By Sarah Hayes, A&E Editor

From left to right: The author’s books on display in SSB 331; Mary Swander speaks; Attendees come up for a better look of the speakers’ works; David Gardiner tells the audience a story - (Daniel Strawhun/The Current)
From left to right: The author’s books on display in SSB 331; Mary Swander speaks; Attendees come up for a better look of the speakers’ works; David Gardiner tells the audience a story – (Daniel Strawhun/The Current)

The fourteenth series of the International Studies’ semesterly programming kicked off on September 13 with “Irish American Voices: Stories and Verses,” presented by Dr. Eamonn Wall, endowed professor in Irish Studies. The event ran from 12:30 to 1:45 in room 331 of the Social Sciences & Business Building at the University of Missouri–St. Louis. Wall presented the two speakers, authors Mary Swander and David Gardiner, who are both Irish-American writers and poets.

The first speaker, David Gardiner, has written over 60 essays and articles, two books of poetry, and has also been published in the campus publication “Natural Bridge.” He is also a good friend of Wall, and gave the professor some gently humorous remarks before launching himself into his reading.

Gardiner spoke about his experiences as an Irish-American in Omaha, Nebraska. Poems such as “Chivalry of Crime” trace his family history from an ornate pocket watch to gunslinging guerrilla groups in Missouri, while “Phoebe in Fourth Position” examines his daughter in front of a Degas painting. He also spoke about how a court writer taught him that poetry can have a sense of humor and that, according to a professor of his, poetry is “language as its most intense.”

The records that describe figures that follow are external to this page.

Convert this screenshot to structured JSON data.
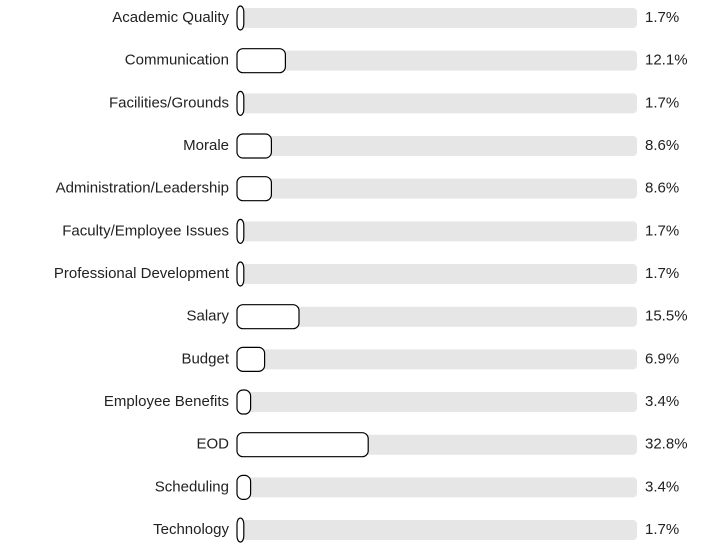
{
  "chart_data": {
    "type": "bar",
    "orientation": "horizontal",
    "categories": [
      "Academic Quality",
      "Communication",
      "Facilities/Grounds",
      "Morale",
      "Administration/Leadership",
      "Faculty/Employee Issues",
      "Professional Development",
      "Salary",
      "Budget",
      "Employee Benefits",
      "EOD",
      "Scheduling",
      "Technology"
    ],
    "values": [
      1.7,
      12.1,
      1.7,
      8.6,
      8.6,
      1.7,
      1.7,
      15.5,
      6.9,
      3.4,
      32.8,
      3.4,
      1.7
    ],
    "value_labels": [
      "1.7%",
      "12.1%",
      "1.7%",
      "8.6%",
      "8.6%",
      "1.7%",
      "1.7%",
      "15.5%",
      "6.9%",
      "3.4%",
      "32.8%",
      "3.4%",
      "1.7%"
    ],
    "xlim": [
      0,
      100
    ],
    "color": "#ffffff",
    "track_color": "#e6e6e6"
  }
}
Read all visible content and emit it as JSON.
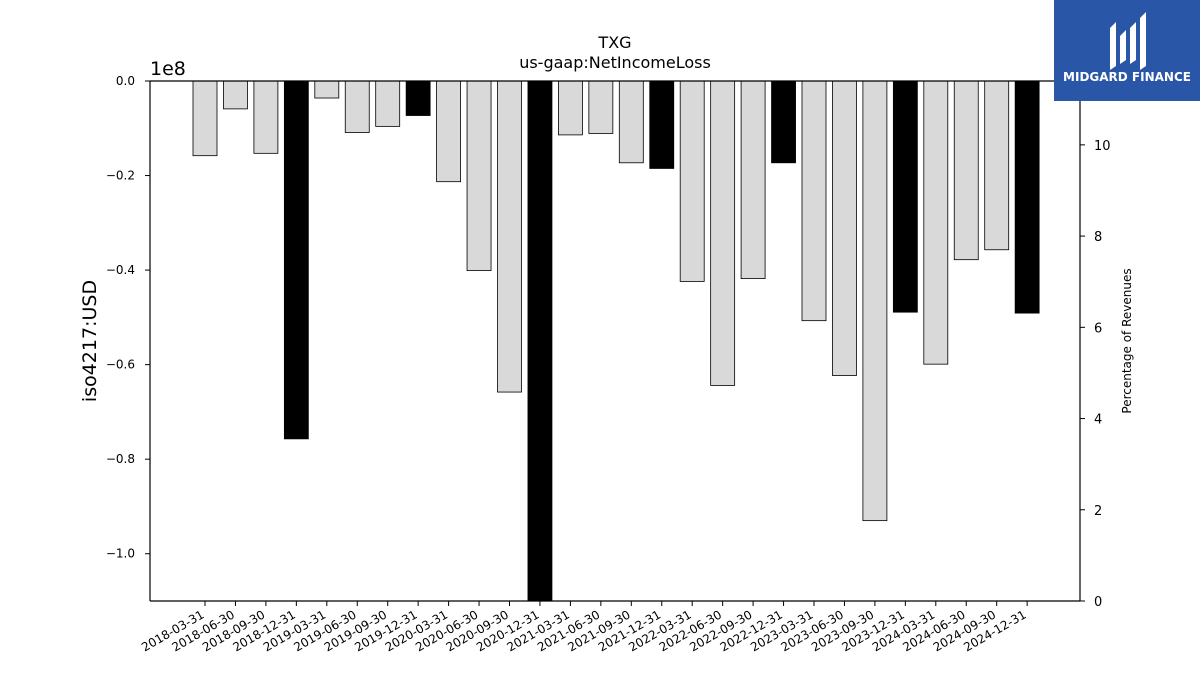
{
  "brand": {
    "name": "MIDGARD FINANCE",
    "color": "#2a56a8"
  },
  "chart_data": {
    "type": "bar",
    "title": "TXG",
    "subtitle": "us-gaap:NetIncomeLoss",
    "ylabel": "iso4217:USD",
    "y_offset_label": "1e8",
    "y2label": "Percentage of Revenues",
    "ylim": [
      -1.1,
      0.0
    ],
    "y2lim": [
      0,
      11.4
    ],
    "yticks": [
      "0.0",
      "−0.2",
      "−0.4",
      "−0.6",
      "−0.8",
      "−1.0"
    ],
    "yticks_values": [
      0.0,
      -0.2,
      -0.4,
      -0.6,
      -0.8,
      -1.0
    ],
    "y2ticks": [
      "0",
      "2",
      "4",
      "6",
      "8",
      "10"
    ],
    "y2ticks_values": [
      0,
      2,
      4,
      6,
      8,
      10
    ],
    "grid": false,
    "categories": [
      "2018-03-31",
      "2018-06-30",
      "2018-09-30",
      "2018-12-31",
      "2019-03-31",
      "2019-06-30",
      "2019-09-30",
      "2019-12-31",
      "2020-03-31",
      "2020-06-30",
      "2020-09-30",
      "2020-12-31",
      "2021-03-31",
      "2021-06-30",
      "2021-09-30",
      "2021-12-31",
      "2022-03-31",
      "2022-06-30",
      "2022-09-30",
      "2022-12-31",
      "2023-03-31",
      "2023-06-30",
      "2023-09-30",
      "2023-12-31",
      "2024-03-31",
      "2024-06-30",
      "2024-09-30",
      "2024-12-31"
    ],
    "values": [
      -0.158,
      -0.059,
      -0.153,
      -0.757,
      -0.036,
      -0.109,
      -0.096,
      -0.073,
      -0.213,
      -0.401,
      -0.658,
      -1.1,
      -0.114,
      -0.111,
      -0.173,
      -0.185,
      -0.424,
      -0.644,
      -0.418,
      -0.173,
      -0.507,
      -0.623,
      -0.93,
      -0.489,
      -0.599,
      -0.378,
      -0.357,
      -0.491
    ],
    "colors": {
      "quarter": "#d9d9d9",
      "year_end": "#000000",
      "year_end_categories": [
        "2018-12-31",
        "2019-12-31",
        "2020-12-31",
        "2021-12-31",
        "2022-12-31",
        "2023-12-31",
        "2024-12-31"
      ]
    }
  }
}
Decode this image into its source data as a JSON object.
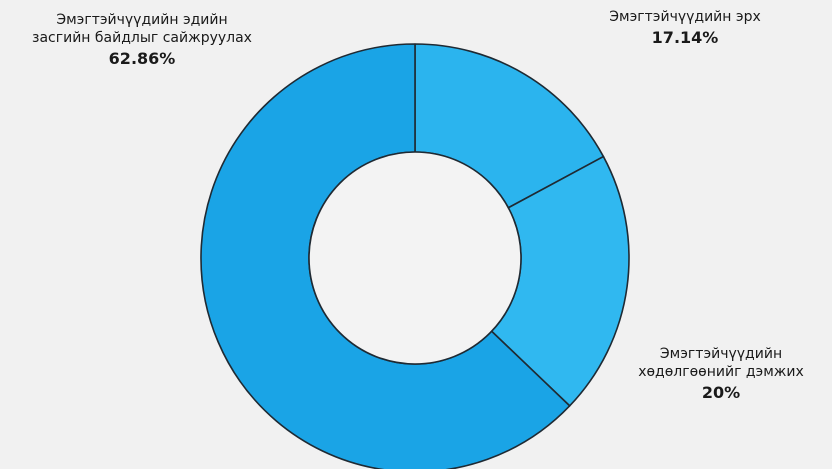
{
  "chart_data": {
    "type": "pie",
    "categories": [
      "Эмэгтэйчүүдийн эдийн засгийн байдлыг сайжруулах",
      "Эмэгтэйчүүдийн эрх",
      "Эмэгтэйчүүдийн хөдөлгөөнийг дэмжих"
    ],
    "values": [
      62.86,
      17.14,
      20
    ],
    "colors": [
      "#1aa4e6",
      "#2bb4ee",
      "#30b8f0"
    ],
    "slices": [
      {
        "label_lines": [
          "Эмэгтэйчүүдийн эдийн",
          "засгийн байдлыг сайжруулах"
        ],
        "percent_label": "62.86%",
        "value": 62.86
      },
      {
        "label_lines": [
          "Эмэгтэйчүүдийн эрх"
        ],
        "percent_label": "17.14%",
        "value": 17.14
      },
      {
        "label_lines": [
          "Эмэгтэйчүүдийн",
          "хөдөлгөөнийг дэмжих"
        ],
        "percent_label": "20%",
        "value": 20
      }
    ],
    "donut": true,
    "start": "12 o'clock",
    "direction": "clockwise",
    "legend": "none"
  }
}
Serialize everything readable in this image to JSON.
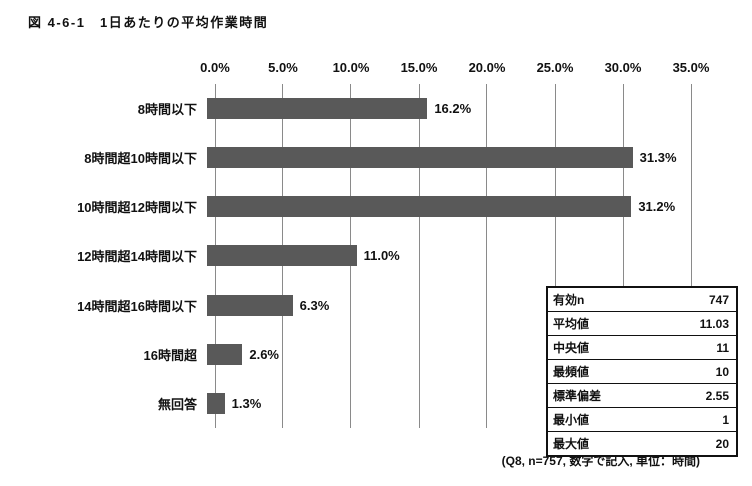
{
  "title": "図 4-6-1　1日あたりの平均作業時間",
  "chart_data": {
    "type": "bar",
    "orientation": "horizontal",
    "title": "図 4-6-1　1日あたりの平均作業時間",
    "categories": [
      "8時間以下",
      "8時間超10時間以下",
      "10時間超12時間以下",
      "12時間超14時間以下",
      "14時間超16時間以下",
      "16時間超",
      "無回答"
    ],
    "values": [
      16.2,
      31.3,
      31.2,
      11.0,
      6.3,
      2.6,
      1.3
    ],
    "value_labels": [
      "16.2%",
      "31.3%",
      "31.2%",
      "11.0%",
      "6.3%",
      "2.6%",
      "1.3%"
    ],
    "xlim": [
      0,
      35
    ],
    "x_ticks": [
      "0.0%",
      "5.0%",
      "10.0%",
      "15.0%",
      "20.0%",
      "25.0%",
      "30.0%",
      "35.0%"
    ],
    "grid": true,
    "legend": "none",
    "bar_color": "#595959"
  },
  "stats_table": {
    "rows": [
      {
        "label": "有効n",
        "value": "747"
      },
      {
        "label": "平均値",
        "value": "11.03"
      },
      {
        "label": "中央値",
        "value": "11"
      },
      {
        "label": "最頻値",
        "value": "10"
      },
      {
        "label": "標準偏差",
        "value": "2.55"
      },
      {
        "label": "最小値",
        "value": "1"
      },
      {
        "label": "最大値",
        "value": "20"
      }
    ]
  },
  "footnote": "(Q8, n=757, 数字で記入, 単位：時間)"
}
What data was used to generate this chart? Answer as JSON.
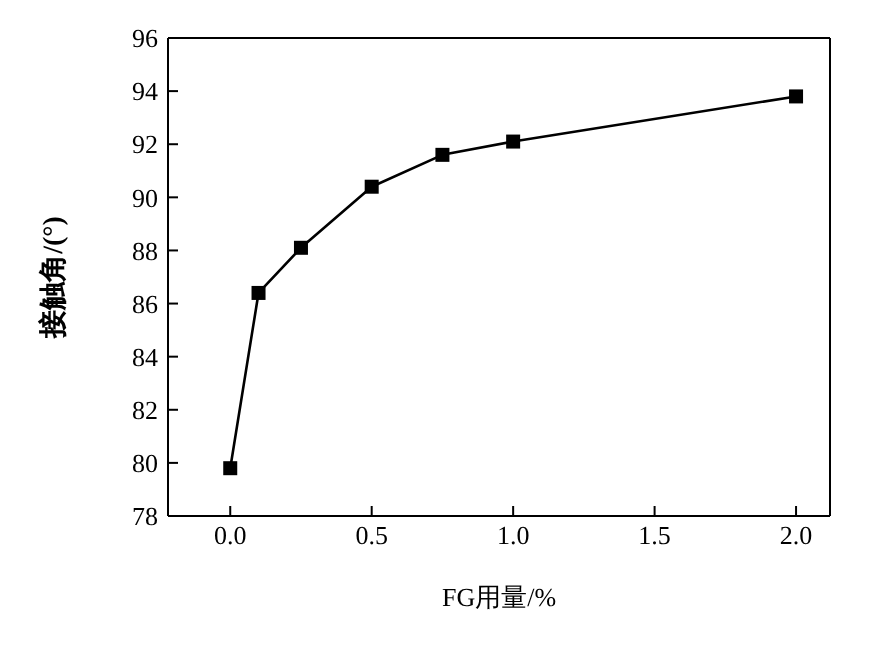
{
  "chart_data": {
    "type": "line",
    "xlabel": "FG用量/%",
    "ylabel": "接触角/(°)",
    "x": [
      0,
      0.1,
      0.25,
      0.5,
      0.75,
      1.0,
      2.0
    ],
    "series": [
      {
        "color": "#000000",
        "values": [
          79.8,
          86.4,
          88.1,
          90.4,
          91.6,
          92.1,
          93.8
        ]
      }
    ],
    "xlim": [
      -0.22,
      2.12
    ],
    "xticks": [
      {
        "value": 0,
        "label": "0.0"
      },
      {
        "value": 0.5,
        "label": "0.5"
      },
      {
        "value": 1,
        "label": "1.0"
      },
      {
        "value": 1.5,
        "label": "1.5"
      },
      {
        "value": 2,
        "label": "2.0"
      }
    ],
    "ylim": [
      78,
      96
    ],
    "yticks": [
      78,
      80,
      82,
      84,
      86,
      88,
      90,
      92,
      94,
      96
    ],
    "marker": "square",
    "line_style": "solid",
    "grid": false,
    "legend": false
  }
}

Smurfit-Stone Professor Eamonn Wall - COURTESY OF UMSL DAILY
Smurfit-Stone Professor Eamonn Wall – COURTESY OF UMSL DAILY

The second speaker, Swander, is the state poet of Iowa and a graduate of the MFA program at Iowa State University. She has published and edited volumes of prose and poetry, written one play which has been performed in multiple cities, and has written several memoirs. While Gardiner opened with admitting that his heritage is “suspect at best,” there is no doubt about Swander’s connection to Ireland and the people who crossed from there to settle in America in the early 1900’s.

Much of what Swander read from drew upon her Irish family history, from her family members being harassed by the KKK in Iowa to Swander finding her family cemetery on Omey Island, a small island off the coast of Connemara, Ireland (which in itself should give Martin McDonagh fans a short pause). Through a series of excerpts, she makes the particular island culture of Omey and the people who live around it come alive and feel more approachable for the majority American audience in attendance.

After the reading, Gardiner and Swander took questions from the audience. Most of them were about the craft of writing itself. One attendant asked how long after an event did they start writing about it. Swander answered and said it depended: it could be right away, but often she needed the perspective of distance to write about an event properly.

Gardiner spoke about constantly journaling and going back to see what he wrote during a particular incident and whether or not there would be anything in that writing that could inspire something bigger. Sometimes a random line could be the key to a larger idea. “It has meaning,” he said, referring to these random fragments of inspiration, “but you may not know what that meaning is.”

The next Irish Studies event is on September 30 at the Webster Groves Public Library. It will be a showcase of Irish-American writers and artists. On campus, the next Irish Studies event will be on October 6 at 12:30 p.m. in SSB 331. Joseph Lennon of Villanova University will be giving a presentation on hunger strikes in Ireland.